Vor diesem überhitzten Hintergrund wird „In Evaristos Apotheke“ (1922) erörtert, ob nun alle Wahlen ein Schwindel seien oder doch mal eine von ihnen als rechtens angesehen werden dürfe. Ob das Schicksal des Vaterlands wichtiger sei als ein wie auch immer gearteter Treueschwur. Und ob der Sieg die Rechtfertigung des Siegers sei.

„Der Bankier und Anarchist“  

„In Evaristos Apotheke“ endet mit drei eingeklammerten Pünktchen. Die Erzählung ist – wie so einiges in Fernando Pessoas Werk – Fragment geblieben. Hingegen ist der zweiten, deutlich längeren, in einem Restaurant angesiedelten Erzählung ein abgerundetes Ende beschieden: „Der Bankier und Anarchist“ (1922/1935) bestellt auf der letzten Seite sehr zufrieden, geradezu triumphal die Rechnung. Denn er ist sich gewiss, seinem Gesprächspartner zur Genüge dargelegt zu haben, warum er als Anarchist ein Bankier sei, ja, geradezu sein müsse. Zwar geht es seiner Logik nach um die Freiheit aller – aber um dorthin zu gelangen, müsse sich jeder erst einmal um seine eigene Freiheit kümmern. Da spiele die Unabhängigkeit von Geldsorgen eine erhebliche Rolle. 

Der Clou der vorliegenden Ausgabe ist, dass den deutschen Fassungen jeweils das portugiesische Original hinzufügt wird.

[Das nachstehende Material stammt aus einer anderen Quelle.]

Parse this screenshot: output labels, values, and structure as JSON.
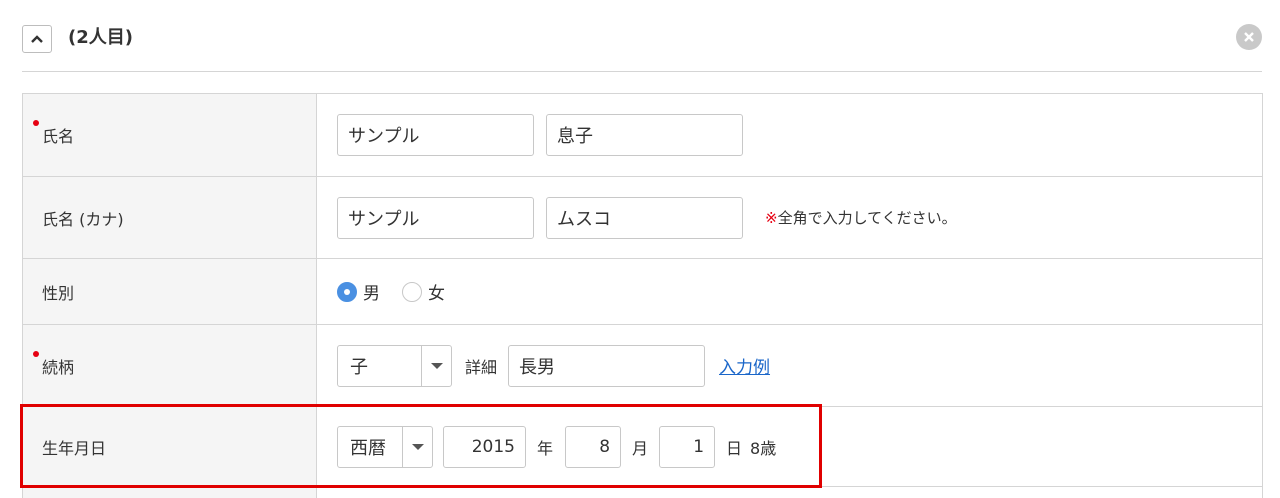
{
  "header": {
    "title": "(2人目)",
    "colors": {
      "remove_button": "#c9c9c9",
      "divider": "#d5d5d5"
    }
  },
  "form": {
    "name": {
      "label": "氏名",
      "required": true,
      "last_name": "サンプル",
      "first_name": "息子"
    },
    "kana": {
      "label": "氏名 (カナ)",
      "last_name": "サンプル",
      "first_name": "ムスコ",
      "note_mark": "※",
      "note": "全角で入力してください。"
    },
    "gender": {
      "label": "性別",
      "options": [
        "男",
        "女"
      ],
      "selected": "男"
    },
    "relation": {
      "label": "続柄",
      "required": true,
      "select_value": "子",
      "detail_label": "詳細",
      "detail_value": "長男",
      "example_link": "入力例"
    },
    "birthdate": {
      "label": "生年月日",
      "era": "西暦",
      "year": "2015",
      "year_unit": "年",
      "month": "8",
      "month_unit": "月",
      "day": "1",
      "day_unit": "日",
      "age": "8歳"
    }
  },
  "colors": {
    "required_dot": "#e60012",
    "radio_checked": "#4a90e2",
    "link": "#1a66c9",
    "highlight": "#e00000",
    "label_bg": "#f5f5f5"
  }
}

Im Fall der Erstübersetzung „In Evaristos Apotheke“ ist es sogar das Typoskript – und zwar das des Durchschlags mit den vom Pauspapier aufgeweichten Buchstaben. Beim neu übersetzten „Bankier und Anarchist“ gibt es überdies noch Pessoas eigene Übertragung ins Englische. Die Sprache war ihm, der einige Schuljahre in Südafrika verbracht hatte, sehr wohl vertraut. Sogar einige Gedichte und Prosatexte verfasste er auf Englisch. Gleichwohl wirkt seine Version in diesem Falle karg und ist nicht über zwei Seiten hinausgelangt, also ebenfalls Fragment geblieben.

„Verdammt clever“

Übersetzer Frank Henseleit ermöglicht den Leserinnen und Lesern mit der Bereitstellung der Originaltexte, die eine oder andere Passage abzugleichen. Da kann man dann die Freiheiten des literarischen Übersetzens ausloten, wenn etwa „Sim, voce tem razao“ als „Verdammt clever“ daherkommt und nicht wortwörtlich als „Ja, du hast recht“. Auch über stilistische Varianten ließe sich nachdenken: Hat die Apotheke „unvermindert“ geöffnet oder doch lieber „immer“ (sempre); ist ein Wirt „zu“ oder hat er „geschlossen“ (fechado).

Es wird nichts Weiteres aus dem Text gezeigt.